Date Published: April 11, 2016
Publisher: Public Library of Science
Author(s): Rosemarie D. Mason, Hugh C. Welles, Cameron Adams, Bimal K. Chakrabarti, Jason Gorman, Tongqing Zhou, Richard Nguyen, Sijy O’Dell, Sabrina Lusvarghi, Carole A. Bewley, Hui Li, George M. Shaw, Zizhang Sheng, Lawrence Shapiro, Richard Wyatt, Peter D. Kwong, John R. Mascola, Mario Roederer, Alexandra Trkola.

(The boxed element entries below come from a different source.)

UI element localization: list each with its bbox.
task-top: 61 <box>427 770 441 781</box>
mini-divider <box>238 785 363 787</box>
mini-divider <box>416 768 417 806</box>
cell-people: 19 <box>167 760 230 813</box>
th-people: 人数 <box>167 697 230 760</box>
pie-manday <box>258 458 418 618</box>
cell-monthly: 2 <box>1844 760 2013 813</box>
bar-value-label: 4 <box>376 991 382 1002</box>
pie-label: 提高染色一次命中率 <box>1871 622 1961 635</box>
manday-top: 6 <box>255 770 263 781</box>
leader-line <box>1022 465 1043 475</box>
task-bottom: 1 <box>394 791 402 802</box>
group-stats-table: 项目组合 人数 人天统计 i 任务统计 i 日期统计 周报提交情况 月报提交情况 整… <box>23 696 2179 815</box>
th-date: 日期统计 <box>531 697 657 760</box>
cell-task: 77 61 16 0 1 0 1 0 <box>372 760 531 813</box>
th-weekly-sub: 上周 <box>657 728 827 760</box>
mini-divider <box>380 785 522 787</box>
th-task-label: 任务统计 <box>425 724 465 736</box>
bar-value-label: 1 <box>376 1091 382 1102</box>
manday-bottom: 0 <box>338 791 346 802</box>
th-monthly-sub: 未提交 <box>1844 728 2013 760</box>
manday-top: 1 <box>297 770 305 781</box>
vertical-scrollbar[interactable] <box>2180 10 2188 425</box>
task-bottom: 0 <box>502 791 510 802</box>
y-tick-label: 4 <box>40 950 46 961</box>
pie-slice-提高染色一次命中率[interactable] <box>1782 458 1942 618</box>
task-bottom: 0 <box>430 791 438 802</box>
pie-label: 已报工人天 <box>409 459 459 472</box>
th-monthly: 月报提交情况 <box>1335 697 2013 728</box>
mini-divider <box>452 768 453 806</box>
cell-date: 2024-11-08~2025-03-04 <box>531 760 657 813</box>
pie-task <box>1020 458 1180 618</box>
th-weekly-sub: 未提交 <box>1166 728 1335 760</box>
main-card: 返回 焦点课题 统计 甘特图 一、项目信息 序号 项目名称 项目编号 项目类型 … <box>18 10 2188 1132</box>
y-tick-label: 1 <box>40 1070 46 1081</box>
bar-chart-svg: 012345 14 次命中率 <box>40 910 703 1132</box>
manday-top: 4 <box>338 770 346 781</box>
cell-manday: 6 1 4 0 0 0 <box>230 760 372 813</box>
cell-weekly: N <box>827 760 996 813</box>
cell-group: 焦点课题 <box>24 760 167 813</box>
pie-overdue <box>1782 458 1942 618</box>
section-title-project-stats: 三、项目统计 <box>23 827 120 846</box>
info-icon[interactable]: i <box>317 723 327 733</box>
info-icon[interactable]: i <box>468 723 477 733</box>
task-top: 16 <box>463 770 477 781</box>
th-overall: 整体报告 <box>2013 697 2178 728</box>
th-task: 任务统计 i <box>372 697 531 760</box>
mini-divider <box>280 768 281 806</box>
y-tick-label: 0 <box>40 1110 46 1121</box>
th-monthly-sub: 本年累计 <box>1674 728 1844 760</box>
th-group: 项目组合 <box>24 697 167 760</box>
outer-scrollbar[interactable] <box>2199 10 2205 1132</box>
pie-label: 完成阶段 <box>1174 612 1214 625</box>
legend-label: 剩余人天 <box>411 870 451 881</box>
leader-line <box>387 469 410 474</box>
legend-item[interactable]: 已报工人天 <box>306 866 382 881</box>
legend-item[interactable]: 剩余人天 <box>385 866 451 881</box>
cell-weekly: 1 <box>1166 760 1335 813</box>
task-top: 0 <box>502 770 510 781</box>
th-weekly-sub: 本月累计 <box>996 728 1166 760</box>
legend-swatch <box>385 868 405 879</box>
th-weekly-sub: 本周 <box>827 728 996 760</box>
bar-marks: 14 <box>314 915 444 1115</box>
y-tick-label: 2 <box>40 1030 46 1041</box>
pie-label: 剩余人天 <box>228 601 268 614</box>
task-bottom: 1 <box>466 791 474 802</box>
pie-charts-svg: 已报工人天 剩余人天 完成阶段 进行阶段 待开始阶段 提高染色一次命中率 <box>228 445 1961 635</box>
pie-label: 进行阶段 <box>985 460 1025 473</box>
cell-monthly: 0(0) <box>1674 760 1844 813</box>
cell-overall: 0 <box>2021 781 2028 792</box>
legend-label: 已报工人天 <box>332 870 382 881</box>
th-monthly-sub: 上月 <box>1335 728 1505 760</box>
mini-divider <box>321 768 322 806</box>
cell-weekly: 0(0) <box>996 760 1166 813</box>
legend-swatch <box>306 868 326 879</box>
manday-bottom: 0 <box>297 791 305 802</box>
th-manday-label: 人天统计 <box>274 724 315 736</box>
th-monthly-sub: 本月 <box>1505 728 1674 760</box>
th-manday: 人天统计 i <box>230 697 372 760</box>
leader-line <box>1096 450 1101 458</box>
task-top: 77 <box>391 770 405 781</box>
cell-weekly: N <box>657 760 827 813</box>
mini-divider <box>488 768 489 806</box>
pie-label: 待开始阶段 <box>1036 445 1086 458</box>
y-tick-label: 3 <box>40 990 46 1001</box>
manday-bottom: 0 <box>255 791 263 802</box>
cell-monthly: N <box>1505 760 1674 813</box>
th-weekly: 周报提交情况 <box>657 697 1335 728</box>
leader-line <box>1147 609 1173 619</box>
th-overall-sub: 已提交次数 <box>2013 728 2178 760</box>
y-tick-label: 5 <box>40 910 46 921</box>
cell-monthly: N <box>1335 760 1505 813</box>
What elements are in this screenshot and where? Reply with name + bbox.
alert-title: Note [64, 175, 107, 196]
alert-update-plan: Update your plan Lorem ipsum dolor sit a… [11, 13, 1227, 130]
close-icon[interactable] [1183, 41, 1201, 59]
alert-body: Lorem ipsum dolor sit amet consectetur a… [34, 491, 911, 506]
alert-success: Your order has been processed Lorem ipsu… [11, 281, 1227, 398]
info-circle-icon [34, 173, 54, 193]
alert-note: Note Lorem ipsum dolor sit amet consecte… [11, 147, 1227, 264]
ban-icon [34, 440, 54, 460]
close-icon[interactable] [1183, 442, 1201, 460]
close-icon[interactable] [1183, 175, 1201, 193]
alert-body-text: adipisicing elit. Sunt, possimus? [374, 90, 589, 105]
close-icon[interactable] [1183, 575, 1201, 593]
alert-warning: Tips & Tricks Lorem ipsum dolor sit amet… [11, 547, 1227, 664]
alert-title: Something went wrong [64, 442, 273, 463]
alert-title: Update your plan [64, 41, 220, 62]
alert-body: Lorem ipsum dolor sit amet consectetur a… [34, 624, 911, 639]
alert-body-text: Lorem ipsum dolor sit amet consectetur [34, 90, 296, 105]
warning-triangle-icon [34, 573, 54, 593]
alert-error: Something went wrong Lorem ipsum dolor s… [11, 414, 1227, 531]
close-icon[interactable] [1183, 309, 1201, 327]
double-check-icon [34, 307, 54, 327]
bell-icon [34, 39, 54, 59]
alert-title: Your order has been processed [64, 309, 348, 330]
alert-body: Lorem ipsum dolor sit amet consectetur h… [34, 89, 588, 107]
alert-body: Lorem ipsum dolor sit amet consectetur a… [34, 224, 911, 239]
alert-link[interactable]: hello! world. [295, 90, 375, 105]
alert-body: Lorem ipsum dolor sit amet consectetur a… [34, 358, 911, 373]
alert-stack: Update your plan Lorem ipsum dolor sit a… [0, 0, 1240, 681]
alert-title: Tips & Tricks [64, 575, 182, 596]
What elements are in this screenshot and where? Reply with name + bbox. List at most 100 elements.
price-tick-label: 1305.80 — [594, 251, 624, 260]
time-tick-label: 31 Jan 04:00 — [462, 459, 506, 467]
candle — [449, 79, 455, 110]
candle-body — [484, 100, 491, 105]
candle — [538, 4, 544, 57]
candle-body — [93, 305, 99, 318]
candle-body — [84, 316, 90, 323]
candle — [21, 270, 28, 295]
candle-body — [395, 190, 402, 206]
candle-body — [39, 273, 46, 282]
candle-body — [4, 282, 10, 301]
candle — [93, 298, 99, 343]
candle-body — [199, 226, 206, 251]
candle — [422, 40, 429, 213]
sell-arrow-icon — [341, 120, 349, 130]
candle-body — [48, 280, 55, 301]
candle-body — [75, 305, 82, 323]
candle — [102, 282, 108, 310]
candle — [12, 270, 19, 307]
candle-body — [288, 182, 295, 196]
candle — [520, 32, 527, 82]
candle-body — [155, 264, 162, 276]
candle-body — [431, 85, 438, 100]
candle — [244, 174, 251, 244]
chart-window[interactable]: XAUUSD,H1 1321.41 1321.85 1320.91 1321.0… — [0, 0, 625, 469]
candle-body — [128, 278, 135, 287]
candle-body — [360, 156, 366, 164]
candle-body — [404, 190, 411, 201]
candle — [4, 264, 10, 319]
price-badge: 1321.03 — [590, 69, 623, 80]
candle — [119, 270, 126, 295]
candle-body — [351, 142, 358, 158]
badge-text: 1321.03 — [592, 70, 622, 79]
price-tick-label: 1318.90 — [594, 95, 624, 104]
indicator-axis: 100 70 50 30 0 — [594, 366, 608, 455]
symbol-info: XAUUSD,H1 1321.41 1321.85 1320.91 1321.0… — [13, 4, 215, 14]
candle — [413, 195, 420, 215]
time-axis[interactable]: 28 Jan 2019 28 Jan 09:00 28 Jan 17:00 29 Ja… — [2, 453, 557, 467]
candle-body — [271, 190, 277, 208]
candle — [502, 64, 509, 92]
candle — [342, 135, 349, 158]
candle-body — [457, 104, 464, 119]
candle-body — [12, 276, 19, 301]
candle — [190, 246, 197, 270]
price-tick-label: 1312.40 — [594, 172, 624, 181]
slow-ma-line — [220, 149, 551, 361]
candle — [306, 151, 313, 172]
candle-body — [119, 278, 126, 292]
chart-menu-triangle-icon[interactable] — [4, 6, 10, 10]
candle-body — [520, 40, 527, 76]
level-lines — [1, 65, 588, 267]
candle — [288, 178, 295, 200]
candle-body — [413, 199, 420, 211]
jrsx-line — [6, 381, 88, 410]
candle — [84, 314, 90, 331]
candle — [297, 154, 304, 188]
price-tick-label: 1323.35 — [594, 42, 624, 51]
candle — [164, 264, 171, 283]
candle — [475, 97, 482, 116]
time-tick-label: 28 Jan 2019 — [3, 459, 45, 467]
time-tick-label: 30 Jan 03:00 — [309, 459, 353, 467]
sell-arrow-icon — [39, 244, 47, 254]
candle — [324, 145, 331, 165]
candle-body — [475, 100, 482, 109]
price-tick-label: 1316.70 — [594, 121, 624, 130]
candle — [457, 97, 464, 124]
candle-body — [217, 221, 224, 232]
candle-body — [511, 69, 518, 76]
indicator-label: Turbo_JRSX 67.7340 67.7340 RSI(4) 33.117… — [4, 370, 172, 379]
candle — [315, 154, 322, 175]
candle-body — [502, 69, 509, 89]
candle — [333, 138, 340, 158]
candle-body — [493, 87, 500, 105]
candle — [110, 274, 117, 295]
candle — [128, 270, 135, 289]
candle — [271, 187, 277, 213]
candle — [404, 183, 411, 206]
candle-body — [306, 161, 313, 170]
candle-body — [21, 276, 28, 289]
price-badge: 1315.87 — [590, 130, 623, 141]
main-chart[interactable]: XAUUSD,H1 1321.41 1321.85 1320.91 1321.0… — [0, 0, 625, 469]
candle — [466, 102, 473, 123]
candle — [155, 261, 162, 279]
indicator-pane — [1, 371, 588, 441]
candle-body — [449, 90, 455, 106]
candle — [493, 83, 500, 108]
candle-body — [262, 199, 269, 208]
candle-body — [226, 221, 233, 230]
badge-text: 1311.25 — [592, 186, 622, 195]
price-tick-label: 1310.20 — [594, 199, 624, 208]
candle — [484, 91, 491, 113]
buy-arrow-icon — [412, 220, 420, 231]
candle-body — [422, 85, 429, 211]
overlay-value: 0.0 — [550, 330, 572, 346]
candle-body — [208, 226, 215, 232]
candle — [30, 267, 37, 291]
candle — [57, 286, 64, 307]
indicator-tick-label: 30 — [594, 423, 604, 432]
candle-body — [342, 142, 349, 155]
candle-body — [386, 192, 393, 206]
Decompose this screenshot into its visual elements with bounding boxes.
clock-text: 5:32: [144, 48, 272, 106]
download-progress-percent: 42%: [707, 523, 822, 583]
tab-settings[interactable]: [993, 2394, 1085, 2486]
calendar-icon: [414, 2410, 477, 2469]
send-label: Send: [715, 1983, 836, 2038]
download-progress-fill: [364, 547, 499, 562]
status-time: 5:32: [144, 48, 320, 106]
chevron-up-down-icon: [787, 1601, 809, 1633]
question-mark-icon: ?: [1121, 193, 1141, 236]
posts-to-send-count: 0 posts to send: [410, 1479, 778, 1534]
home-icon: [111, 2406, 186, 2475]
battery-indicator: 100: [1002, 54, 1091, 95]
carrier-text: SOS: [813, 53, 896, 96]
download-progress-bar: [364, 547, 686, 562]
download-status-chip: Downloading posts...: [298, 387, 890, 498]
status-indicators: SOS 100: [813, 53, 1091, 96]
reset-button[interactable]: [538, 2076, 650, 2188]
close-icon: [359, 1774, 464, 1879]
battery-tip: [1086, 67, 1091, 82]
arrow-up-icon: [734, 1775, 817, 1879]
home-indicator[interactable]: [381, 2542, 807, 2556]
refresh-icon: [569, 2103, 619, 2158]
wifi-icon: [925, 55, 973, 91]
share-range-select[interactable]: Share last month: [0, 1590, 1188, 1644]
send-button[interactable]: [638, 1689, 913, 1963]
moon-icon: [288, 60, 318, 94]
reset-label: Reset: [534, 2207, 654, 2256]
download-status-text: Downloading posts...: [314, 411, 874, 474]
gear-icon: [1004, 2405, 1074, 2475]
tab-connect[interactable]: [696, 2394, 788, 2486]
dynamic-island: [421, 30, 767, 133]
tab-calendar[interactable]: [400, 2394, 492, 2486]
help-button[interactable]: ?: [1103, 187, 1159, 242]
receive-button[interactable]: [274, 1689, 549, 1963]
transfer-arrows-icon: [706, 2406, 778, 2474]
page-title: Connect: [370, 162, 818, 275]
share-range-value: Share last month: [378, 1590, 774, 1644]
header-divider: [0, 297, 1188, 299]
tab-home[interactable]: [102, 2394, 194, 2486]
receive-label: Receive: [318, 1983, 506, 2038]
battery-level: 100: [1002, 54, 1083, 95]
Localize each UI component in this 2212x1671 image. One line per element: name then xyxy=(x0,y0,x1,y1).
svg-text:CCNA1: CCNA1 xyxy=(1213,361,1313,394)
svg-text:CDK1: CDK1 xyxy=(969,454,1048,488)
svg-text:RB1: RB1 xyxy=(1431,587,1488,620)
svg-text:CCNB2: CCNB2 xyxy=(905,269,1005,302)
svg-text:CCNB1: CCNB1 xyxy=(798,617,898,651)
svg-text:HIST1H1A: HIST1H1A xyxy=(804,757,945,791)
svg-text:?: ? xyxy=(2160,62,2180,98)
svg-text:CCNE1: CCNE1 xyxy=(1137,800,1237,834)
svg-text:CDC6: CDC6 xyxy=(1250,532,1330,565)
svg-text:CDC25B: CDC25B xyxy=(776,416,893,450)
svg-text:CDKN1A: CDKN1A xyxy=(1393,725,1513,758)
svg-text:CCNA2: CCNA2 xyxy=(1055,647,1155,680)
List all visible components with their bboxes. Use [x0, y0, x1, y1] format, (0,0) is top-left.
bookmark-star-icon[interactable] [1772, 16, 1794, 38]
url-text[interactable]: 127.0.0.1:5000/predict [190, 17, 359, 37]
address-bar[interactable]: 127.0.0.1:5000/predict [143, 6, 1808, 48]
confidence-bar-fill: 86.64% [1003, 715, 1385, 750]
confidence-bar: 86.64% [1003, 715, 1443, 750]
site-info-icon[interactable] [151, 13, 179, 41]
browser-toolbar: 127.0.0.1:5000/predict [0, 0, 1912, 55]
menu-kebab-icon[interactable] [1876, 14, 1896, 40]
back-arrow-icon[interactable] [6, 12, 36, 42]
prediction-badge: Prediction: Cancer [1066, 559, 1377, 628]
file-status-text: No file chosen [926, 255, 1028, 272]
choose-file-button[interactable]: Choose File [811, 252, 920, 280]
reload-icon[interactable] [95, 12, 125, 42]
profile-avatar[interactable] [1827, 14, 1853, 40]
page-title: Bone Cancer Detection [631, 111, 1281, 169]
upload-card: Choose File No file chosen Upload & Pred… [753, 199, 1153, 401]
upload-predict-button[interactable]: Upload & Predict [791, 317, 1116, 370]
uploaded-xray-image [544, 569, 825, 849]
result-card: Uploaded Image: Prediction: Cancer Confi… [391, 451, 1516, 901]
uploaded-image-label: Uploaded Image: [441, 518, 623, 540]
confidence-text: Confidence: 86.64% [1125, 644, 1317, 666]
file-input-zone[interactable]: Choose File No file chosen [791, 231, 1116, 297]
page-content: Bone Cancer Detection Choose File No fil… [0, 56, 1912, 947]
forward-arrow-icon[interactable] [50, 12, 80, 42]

The simian immunodeficiency virus (SIV) challenge model of lentiviral infection is often used as a model to human immunodeficiency virus type 1 (HIV-1) for studying vaccine mediated and immune correlates of protection. However, knowledge of the structure of the SIV envelope (Env) glycoprotein is limited, as is knowledge of binding specificity, function and potential efficacy of SIV antibody responses. In this study we describe the use of a competitive probe binding sort strategy as well as scaffolded probes for targeted isolation of SIV Env-specific monoclonal antibodies (mAbs). We isolated nearly 70 SIV-specific mAbs directed against major sites of SIV Env vulnerability analogous to broadly neutralizing antibody (bnAb) targets of HIV-1, namely, the CD4 binding site (CD4bs), CD4-induced (CD4i)-site, peptide epitopes in variable loops 1, 2 and 3 (V1, V2, V3) and potentially glycan targets of SIV Env. The range of SIV mAbs isolated includes those exhibiting varying degrees of neutralization breadth and potency as well as others that demonstrated binding but not neutralization. Several SIV mAbs displayed broad and potent neutralization of a diverse panel of 20 SIV viral isolates with some also neutralizing HIV-27312A. This extensive panel of SIV mAbs will facilitate more effective use of the SIV non-human primate (NHP) model for understanding the variables in development of a HIV vaccine or immunotherapy.
Generating protective antibody responses by vaccination is the ultimate goal of an effective HIV vaccine [1–4]. As such, a number of highly potent bnAbs targeting major sites of HIV-1 Env vulnerability such as the CD4bs [5–8], peptido-glycans of variable loops V1, V2 and V3 [9–12], the membrane-proximal external region (MPER) [13–15] and the gp41-gp120 interface [16, 17] have been isolated and examined for their potential impact on HIV vaccine design [18–20]. The specificity and effector functions of protective, non-neutralizing antibodies (pnnAbs) are likewise being scrutinized for their potential complementary role toward protection against HIV infection [21–24]. However, recent studies highlight the challenges to developing an effective HIV-1 vaccine [25–34] and suggest that a better understanding of SIV Env-specific antibody responses might complement and inform HIV vaccine design. This possibility is underscored by the protective effects of Env targeted antibodies elicited by adenovirus-vectored immunogens in SIV protection trials [35–38] and the surprising discovery that HIV-2, a derivative of SIVsmm, commonly elicits bNabs in natural human infection [39–41]. A better understanding of protective SIV Env-specific antibody responses may thus facilitate more effective use of the SIV challenge model to evaluate candidate vaccines and immunotherapies before proceeding to costly, time consuming and resource intensive human clinical trials.
The SIV NHP model for HIV-1 is useful for studying vaccine mediated and immune correlates of protection but little is known about binding or neutralizing epitopes on SIV Env. Our goal was to isolate and characterize SIV Env-specific mAbs that might facilitate effective use of this NHP model for understanding the variables in development of a HIV vaccine or immunotherapy. We demonstrate the use of a novel competitive probe binding strategy for the targeted isolation of SIV Env-specific mAbs from rhesus macaques and present a detailed assessment of nearly 70 SIV mAbs targeting the CD4bs, CD4i-site, CVNbs and V1, V2 and V3 loops of SIV Env. We characterized individual SIV mAbs with regard to immunoglobulin genetics, epitope specificity, peptide and protein binding as well as virus neutralization breadth and potency.